When I got to work this morning, I reached into my bag to grab something and emerged with a plastic sandwich bag full of brown, liquefied used-to-be-celery sticks. I was so repulsed I actually dropped it on the floor while trying not to gag, resulting in a spirited game of “hey, what’s that brown, mushy stuff in the bag?” But unlike MH370, that was one mystery solved: I’d been scouring the company fridge a few days ago, looking for those celery sticks I’d brought in last week to accompany a container of peanut butter. When they were nowhere to be found, I automatically assumed we had an office celery thief, as unlikely as that seemed. I’m glad my coworkers are honest, but kinda bummed that I never took the celery out of my bag. Decomposition ain’t pretty unless it’s happening in a compost bin.
Even then, it ain’t pretty.
I’ve worked in offices before where food thievery was rampant. Coffee creamer was especially popular. I once covered the bottle I’d brought in with skulls and crossbones and various threats of bodily harm or death if anybody helped themselves to it. This deterred no one. I was about to resort to lacing it with salt or mayo or Ex Lax, but fortunately my position was eliminated just in the nick of time. Whew!

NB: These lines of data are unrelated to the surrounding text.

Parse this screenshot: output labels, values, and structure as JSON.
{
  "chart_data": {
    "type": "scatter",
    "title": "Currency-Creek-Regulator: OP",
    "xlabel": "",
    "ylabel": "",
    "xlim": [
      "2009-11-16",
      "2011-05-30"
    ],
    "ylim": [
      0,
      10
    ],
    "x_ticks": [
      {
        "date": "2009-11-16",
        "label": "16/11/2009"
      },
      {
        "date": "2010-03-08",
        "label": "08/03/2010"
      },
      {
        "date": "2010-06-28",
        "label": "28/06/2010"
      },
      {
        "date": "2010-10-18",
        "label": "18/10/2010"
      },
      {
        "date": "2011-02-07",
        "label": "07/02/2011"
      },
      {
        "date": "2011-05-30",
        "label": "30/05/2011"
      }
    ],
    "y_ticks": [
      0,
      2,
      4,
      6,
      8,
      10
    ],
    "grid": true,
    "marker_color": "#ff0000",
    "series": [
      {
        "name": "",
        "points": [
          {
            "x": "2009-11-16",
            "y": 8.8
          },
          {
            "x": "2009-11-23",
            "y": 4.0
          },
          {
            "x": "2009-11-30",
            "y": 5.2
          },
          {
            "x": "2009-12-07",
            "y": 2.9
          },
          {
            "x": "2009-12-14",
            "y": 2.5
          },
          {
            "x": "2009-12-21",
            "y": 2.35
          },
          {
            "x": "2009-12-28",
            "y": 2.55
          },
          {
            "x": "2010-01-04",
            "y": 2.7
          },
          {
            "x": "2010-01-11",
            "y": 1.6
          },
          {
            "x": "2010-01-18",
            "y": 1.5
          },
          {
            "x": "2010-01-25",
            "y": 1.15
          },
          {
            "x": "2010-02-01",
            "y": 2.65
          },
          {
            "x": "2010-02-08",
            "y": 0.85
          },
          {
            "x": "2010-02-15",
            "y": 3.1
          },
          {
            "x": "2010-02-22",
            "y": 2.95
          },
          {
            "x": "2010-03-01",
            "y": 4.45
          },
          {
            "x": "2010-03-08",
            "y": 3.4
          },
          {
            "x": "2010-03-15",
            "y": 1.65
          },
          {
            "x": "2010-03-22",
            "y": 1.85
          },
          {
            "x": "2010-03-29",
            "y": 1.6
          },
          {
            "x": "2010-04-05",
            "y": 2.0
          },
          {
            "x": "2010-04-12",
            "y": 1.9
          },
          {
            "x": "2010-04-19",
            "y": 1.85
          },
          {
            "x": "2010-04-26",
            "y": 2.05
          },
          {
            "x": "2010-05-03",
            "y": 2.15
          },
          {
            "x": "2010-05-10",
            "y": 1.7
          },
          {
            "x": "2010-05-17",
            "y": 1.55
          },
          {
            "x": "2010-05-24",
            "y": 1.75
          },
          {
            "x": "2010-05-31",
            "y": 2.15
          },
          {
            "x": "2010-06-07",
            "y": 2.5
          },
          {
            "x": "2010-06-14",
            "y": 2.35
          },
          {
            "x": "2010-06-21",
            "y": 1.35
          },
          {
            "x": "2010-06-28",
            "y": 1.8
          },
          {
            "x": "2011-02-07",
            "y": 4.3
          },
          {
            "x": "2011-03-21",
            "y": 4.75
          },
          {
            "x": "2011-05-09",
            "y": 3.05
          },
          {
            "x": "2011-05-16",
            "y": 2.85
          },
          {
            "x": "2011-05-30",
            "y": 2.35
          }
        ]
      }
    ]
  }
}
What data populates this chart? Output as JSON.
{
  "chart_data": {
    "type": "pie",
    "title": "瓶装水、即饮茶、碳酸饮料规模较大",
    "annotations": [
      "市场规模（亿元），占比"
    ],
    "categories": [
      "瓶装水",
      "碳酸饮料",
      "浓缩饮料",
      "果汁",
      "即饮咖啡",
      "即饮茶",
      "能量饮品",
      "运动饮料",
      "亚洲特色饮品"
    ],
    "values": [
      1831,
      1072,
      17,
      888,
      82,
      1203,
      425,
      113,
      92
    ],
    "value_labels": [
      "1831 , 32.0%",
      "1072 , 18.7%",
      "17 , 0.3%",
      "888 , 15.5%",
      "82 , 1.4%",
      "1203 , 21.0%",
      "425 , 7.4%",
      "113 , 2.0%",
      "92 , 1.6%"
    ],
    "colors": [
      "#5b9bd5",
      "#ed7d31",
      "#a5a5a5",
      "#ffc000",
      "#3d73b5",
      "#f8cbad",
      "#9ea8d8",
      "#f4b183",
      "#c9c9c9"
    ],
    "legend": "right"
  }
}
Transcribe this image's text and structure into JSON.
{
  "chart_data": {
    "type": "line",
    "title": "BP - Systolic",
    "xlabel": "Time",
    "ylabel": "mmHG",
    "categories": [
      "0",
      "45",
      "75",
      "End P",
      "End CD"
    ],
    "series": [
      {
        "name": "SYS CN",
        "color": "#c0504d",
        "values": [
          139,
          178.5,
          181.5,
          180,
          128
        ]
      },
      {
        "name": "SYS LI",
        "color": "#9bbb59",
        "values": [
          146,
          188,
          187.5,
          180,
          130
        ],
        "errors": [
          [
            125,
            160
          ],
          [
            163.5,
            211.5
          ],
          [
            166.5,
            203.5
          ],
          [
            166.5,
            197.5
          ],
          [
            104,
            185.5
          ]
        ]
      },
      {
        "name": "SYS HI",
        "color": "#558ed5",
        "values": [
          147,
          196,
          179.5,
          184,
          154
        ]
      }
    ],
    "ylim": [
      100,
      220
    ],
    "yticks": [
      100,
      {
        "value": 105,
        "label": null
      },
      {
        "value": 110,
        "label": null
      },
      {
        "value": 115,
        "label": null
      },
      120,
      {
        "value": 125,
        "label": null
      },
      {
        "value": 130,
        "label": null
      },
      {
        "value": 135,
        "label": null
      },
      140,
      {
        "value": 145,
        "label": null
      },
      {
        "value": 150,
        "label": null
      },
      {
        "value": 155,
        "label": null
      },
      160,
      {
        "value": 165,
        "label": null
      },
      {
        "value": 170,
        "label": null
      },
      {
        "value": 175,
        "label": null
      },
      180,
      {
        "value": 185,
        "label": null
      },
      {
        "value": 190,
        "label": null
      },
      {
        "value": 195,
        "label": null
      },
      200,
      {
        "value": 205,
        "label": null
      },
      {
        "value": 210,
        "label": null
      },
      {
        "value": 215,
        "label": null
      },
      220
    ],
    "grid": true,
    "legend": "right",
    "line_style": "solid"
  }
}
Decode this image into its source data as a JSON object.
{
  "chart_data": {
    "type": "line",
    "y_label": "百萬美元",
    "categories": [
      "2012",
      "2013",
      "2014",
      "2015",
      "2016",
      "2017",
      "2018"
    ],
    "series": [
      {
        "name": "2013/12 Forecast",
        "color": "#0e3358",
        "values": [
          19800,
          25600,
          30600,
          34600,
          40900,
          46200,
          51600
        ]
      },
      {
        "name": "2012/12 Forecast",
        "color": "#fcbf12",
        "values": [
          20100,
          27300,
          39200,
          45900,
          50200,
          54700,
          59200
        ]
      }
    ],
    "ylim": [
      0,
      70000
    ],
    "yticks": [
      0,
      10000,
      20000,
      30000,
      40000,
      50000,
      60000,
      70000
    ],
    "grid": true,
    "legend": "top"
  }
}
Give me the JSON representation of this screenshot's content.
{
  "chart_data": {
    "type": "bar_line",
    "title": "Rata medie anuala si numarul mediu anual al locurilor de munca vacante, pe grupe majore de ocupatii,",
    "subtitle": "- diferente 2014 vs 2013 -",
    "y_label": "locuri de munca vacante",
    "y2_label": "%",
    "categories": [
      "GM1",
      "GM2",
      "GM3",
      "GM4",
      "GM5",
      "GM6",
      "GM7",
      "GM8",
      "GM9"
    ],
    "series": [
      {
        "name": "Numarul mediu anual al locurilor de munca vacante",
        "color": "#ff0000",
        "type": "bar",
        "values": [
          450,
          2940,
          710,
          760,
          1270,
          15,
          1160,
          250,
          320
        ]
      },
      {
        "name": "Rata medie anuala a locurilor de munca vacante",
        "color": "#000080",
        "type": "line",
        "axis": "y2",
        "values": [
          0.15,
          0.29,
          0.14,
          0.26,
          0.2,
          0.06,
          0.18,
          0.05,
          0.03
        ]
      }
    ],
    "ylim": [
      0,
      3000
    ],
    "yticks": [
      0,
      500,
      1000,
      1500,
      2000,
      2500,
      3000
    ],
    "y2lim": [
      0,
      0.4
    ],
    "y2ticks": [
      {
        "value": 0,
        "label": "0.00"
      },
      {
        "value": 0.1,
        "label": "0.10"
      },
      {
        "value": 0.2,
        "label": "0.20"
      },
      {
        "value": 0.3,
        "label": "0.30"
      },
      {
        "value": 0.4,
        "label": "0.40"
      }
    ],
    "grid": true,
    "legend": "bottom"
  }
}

I can’t believe that happened nearly four years ago. My life has changed in so many ways since then. One week ago, I got a message from both my realtor and the title company: they were ready for me to sign the papers to close on my townhouse. This wasn’t exactly a shock – the short sale had been approved a couple of weeks earlier and, despite a last-minute and ultimately fruitless attempt by the buyer to get a few additional monetary concessions, all we needed to do was cross a few ts and dot some is – and yet, in a way, it kinda was. We’d been gone for six weeks, cleaned the place up, and barely given it a second thought. I’d even gone over one final time on my lunch hour, walking around the place, stopping in every room and privately reminiscing. Lots happened there, a mixture of good and bad. But ultimately, it was the first place I ever bought on my own, and represented a new chapter in my life after the divorce. It was always going to be hard to let go. Yet I knew, in the back of my mind, that the place was still technically mine. As long as no papers had been signed and I still had keys, I could go over there any time I wanted. I could in theory even move my furniture back there and decide to stay. Of course, I would never have done that, but the option was there.
And then suddenly, it wasn’t. I left the office early and drove downtown, to a plush office in a tall brick building, where I was given a blue pen to sign away the rights to my townhouse. That was a surreal moment, and as the title agent pushed a parade of papers across the table in my direction with instructions to initial or sign by the X, memories flashed through my mind from the past 8 years. I remembered another plush office in another brick building and another batch of papers awaiting my signature, but this was 2006, and I was taking possession rather than giving it up. The whole thing was bittersweet. And as before, X marked the spot where a new phase in my life was about to begin.
I’m okay, though. Really, I am. I think Tara still worries sometimes that I’ll be filled with regret. If not for her, I’d still be living there. But here’s the thing: I’d still be living there and sinking deeper into debt. I was tens of thousands of dollars upside down in my mortgage, HOA fees were climbing every year, and a special property assessment was the final straw. I had no chance of ever getting out from under that money pit. So, while letting go was hard, the instant it was done I felt a new emotion I hadn’t experienced before: relief. My mortgage is paid off. I’m not tied down anywhere. I have the freedom to go wherever I choose, at any time. And I’m spending a lot less money every month. The last time I went to the townhouse, there was a paper stuck in the door. The HOA fees were going up yet again, thanks to an unexpected increase in property insurance for the condo. Years of mismanagement caught up with them, and a fire last summer was the nail in the coffin. I learned from my (former) neighbor the dues are increasing by $40 a month. That would have killed me; we would have been paying $250 a month in addition to our mortgage payment, which wasn’t even paying down the principal because of a bad loan. Suddenly, our rent seems downright cheap.
And I have to say, the horror stories I’d heard about short sales were grossly exaggerated, at least in my case. Well’s Fargo treated me with courtesy and respect throughout the process, even though I essentially said “screw it” and stopped sending them payments in October. They worked with me to establish a fair market price (I actually think it was too fair), and while the approval process wasn’t the most expedient, it was still measured in weeks rather than months. They wrote off all my debt, and then paid me $3000 in relocation assistance. I wouldn’t have believed this if I hadn’t experienced it myself. If you are on the fence and considering a short sale, my advice would overwhelmingly be, go for it!
So, am I heartbroken over losing my home? Ha. Not at all! My credit may have taken a hit, but in two years the short sale will drop off my record, and Tara and I can focus on buying a new house together. One that will truly be ours.